Even games can be consumer agents. Status AI (AI social media) and Praktika (AI language learning) are both vertical apps, but the user only sees the tip of the experience; the agent is doing huge amounts of work in the background to create a personalized experience in both cases. Neither of them is built around a chat box, but both can be classed as AI agents.
The difference is that consumer agents absorb more of the workflow, more of the transaction, and, importantly more of the spend.
This is how consumer AI escapes the 3% digital services box. It stops competing for subscription budget and starts competing for education spend, travel spend, healthcare spend, work spend, shopping spend, and financial services spend.
This is the solution to the consumer AI ARPU problem.
Human-enabled agents
The obvious flaw in this vision is that in many cases, AI can’t do the vast majority of this. Yet.
That is where human-enabled AI agents come in.
You give the user an interface, often a messaging app (I’ve written about Building on WhatsApp here), but keep a human in the loop, on the thread.
The consumer might feel like they’re talking to a human. Or an AI. Or both. Maybe they don’t even know. It actually doesn’t matter that much.
But in reality, the agent is part model, part workflow software, part offshore operations team, part concierge. The AI handles obvious, repeatable, high-volume tasks, and humans handle the “last mile”: calling the hotel, chasing the insurance company, interpreting unclear instructions, double-checking policies, and escalating when something isn’t working.
This is how the best consumer agents will be built. And gradually, as AI progresses, the AI will take more and more of the workflow, either cutting cost and latency, or allowing the humans in the loop to do even more advanced work.
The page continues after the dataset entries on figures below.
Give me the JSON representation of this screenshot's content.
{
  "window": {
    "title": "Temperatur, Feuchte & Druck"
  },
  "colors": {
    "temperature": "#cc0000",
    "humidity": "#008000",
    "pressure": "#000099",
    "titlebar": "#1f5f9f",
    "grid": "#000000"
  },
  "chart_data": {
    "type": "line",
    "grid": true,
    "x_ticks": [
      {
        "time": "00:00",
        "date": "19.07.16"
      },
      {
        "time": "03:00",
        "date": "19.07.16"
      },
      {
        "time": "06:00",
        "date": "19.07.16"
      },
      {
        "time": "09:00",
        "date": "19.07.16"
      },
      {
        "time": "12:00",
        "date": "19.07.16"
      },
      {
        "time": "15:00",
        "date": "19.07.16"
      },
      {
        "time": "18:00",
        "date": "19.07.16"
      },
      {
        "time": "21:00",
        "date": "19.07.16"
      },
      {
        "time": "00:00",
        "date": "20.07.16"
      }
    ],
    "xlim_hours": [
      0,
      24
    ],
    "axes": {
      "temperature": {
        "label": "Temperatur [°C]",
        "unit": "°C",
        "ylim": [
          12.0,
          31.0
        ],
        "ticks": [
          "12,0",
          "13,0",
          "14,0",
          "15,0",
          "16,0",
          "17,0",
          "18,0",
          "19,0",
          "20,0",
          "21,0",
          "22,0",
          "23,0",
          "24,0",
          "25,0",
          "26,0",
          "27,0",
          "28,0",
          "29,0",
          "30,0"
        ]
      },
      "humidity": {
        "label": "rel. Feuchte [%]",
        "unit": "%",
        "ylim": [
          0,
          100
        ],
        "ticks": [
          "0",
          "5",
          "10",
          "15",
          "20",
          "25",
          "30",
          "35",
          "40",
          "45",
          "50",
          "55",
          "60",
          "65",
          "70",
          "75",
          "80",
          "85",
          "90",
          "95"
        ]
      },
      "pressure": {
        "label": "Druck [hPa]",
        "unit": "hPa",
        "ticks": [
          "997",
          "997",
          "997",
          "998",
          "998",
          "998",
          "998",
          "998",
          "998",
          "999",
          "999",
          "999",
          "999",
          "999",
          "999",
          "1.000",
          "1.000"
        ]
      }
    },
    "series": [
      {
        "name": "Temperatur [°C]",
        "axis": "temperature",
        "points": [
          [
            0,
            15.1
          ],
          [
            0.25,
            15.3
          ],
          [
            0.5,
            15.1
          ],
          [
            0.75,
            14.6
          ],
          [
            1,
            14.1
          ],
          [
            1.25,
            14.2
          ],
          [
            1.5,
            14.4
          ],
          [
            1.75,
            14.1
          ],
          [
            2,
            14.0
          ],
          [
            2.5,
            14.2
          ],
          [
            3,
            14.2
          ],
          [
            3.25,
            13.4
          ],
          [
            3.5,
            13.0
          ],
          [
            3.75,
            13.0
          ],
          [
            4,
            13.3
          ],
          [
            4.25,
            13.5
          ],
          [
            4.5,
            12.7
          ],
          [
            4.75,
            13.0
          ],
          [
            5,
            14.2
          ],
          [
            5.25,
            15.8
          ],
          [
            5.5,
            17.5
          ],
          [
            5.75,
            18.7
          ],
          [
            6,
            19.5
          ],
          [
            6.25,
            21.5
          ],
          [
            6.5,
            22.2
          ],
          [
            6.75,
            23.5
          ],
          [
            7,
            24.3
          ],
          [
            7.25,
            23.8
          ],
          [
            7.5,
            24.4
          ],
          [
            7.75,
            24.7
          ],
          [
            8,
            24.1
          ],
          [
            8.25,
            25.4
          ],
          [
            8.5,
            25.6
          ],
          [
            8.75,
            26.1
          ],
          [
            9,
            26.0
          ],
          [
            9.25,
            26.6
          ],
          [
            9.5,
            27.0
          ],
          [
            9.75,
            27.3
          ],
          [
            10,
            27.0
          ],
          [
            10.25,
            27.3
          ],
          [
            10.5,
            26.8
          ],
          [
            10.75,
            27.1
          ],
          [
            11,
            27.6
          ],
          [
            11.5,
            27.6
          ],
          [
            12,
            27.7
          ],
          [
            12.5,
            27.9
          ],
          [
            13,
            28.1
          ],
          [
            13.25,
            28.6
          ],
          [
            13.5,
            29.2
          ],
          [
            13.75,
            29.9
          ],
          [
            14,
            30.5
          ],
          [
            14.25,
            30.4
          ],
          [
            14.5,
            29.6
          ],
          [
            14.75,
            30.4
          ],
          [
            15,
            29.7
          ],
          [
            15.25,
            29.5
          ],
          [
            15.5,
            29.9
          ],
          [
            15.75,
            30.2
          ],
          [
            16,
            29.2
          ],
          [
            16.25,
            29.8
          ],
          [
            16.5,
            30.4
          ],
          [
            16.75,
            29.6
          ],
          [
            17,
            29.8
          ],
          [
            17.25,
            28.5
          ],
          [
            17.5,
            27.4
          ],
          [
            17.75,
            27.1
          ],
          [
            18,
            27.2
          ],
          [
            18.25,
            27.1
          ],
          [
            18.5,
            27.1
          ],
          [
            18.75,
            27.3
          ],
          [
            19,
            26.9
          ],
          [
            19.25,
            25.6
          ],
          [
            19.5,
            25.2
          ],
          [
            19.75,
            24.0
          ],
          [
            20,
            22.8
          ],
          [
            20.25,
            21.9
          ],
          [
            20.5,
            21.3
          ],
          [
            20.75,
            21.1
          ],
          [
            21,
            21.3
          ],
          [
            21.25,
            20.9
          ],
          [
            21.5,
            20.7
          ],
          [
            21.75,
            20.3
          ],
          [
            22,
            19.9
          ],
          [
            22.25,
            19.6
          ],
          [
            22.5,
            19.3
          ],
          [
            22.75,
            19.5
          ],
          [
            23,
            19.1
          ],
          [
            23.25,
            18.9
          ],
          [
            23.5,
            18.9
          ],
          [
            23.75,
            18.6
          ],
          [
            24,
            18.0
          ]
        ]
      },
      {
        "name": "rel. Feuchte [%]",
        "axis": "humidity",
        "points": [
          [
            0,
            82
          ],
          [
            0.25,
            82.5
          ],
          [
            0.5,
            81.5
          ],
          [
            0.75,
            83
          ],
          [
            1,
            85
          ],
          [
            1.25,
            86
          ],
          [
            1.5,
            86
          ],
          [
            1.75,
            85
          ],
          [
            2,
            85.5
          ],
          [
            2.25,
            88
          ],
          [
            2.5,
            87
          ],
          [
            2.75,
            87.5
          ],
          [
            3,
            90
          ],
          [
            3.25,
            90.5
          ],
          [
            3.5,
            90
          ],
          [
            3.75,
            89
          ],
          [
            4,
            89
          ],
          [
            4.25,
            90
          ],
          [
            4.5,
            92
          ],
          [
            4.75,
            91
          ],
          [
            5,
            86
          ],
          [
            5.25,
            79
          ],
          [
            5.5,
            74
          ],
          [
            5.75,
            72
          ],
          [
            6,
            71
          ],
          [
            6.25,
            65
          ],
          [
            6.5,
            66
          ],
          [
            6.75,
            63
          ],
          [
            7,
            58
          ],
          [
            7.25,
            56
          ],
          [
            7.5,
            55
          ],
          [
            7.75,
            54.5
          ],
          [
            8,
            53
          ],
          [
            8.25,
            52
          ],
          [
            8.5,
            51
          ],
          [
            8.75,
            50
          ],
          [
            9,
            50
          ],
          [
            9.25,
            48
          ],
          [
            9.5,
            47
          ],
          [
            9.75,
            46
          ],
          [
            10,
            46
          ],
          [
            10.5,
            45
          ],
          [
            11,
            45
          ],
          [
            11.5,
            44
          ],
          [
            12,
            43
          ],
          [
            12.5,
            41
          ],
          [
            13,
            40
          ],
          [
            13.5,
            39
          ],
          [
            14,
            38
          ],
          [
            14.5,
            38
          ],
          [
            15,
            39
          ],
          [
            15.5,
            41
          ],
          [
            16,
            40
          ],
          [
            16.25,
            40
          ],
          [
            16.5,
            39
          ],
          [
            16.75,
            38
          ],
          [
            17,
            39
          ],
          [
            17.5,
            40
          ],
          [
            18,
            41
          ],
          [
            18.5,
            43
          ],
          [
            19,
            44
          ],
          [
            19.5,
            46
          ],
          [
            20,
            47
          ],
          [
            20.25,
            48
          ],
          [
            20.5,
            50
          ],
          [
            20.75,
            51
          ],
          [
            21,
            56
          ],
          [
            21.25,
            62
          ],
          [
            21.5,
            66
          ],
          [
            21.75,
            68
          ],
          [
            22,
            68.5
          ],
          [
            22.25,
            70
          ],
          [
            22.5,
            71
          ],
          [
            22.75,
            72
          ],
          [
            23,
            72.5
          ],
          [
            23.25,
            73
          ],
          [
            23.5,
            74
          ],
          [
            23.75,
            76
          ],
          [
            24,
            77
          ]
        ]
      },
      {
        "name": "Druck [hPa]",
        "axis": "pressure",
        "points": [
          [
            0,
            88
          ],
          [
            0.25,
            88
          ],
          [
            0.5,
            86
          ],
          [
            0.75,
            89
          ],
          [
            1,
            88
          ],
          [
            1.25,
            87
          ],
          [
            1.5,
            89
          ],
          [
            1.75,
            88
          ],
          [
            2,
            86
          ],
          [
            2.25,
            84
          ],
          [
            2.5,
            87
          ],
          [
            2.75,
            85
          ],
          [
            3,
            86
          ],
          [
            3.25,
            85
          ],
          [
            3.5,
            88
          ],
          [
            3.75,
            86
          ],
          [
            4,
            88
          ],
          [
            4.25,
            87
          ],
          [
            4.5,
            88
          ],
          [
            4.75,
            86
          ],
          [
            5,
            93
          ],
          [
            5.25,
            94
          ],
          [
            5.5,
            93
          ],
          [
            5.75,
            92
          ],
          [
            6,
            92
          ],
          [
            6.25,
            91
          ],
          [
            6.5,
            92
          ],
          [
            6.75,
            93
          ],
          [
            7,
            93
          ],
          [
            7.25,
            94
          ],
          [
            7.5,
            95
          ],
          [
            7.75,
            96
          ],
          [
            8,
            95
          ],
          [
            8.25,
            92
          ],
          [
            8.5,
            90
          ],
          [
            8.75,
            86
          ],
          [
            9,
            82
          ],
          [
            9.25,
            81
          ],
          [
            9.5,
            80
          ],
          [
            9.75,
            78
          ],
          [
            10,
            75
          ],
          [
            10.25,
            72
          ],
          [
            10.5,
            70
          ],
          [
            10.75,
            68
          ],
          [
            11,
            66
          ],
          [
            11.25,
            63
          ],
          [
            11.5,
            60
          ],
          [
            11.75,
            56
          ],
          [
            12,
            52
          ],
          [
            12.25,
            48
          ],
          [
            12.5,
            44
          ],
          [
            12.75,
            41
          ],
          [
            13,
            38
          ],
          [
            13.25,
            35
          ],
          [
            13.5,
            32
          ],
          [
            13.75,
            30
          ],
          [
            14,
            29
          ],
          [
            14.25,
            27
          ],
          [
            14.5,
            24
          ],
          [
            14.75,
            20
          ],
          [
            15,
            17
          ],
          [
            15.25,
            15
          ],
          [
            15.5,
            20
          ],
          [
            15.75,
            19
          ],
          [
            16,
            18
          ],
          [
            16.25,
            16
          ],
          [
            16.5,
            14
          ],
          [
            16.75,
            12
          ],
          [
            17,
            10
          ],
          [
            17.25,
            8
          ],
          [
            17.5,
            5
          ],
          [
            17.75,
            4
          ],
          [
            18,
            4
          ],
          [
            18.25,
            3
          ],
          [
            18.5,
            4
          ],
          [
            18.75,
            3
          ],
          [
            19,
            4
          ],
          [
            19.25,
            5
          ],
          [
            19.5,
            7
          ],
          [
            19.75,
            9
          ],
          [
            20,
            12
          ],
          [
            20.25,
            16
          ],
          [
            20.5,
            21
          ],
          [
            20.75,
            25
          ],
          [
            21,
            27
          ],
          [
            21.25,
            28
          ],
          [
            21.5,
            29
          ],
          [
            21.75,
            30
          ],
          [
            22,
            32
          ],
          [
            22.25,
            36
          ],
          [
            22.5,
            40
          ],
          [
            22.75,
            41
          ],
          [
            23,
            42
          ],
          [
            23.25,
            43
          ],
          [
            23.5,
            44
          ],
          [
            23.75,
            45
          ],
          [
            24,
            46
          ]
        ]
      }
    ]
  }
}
So human-enabled agents can be a solution to the ARPU problem, but it is not the only one.
The consumer AI ARPU solution
Gradually, more and more pure consumer AI products will generate tremendous ARPU by themselves. In our portfolio, several companies are already generating ARPUs more than 10x higher than pre-AI consumer apps, without any human involvement. Simply by doing the work for consumers, or getting as close as possible to it.
So even as the world becomes fixated on enterprise AI, infra, and developer tools, we remain more excited than ever about AI for consumers, particularly those that can create value, and capture it.
Many of those will be consumer agents.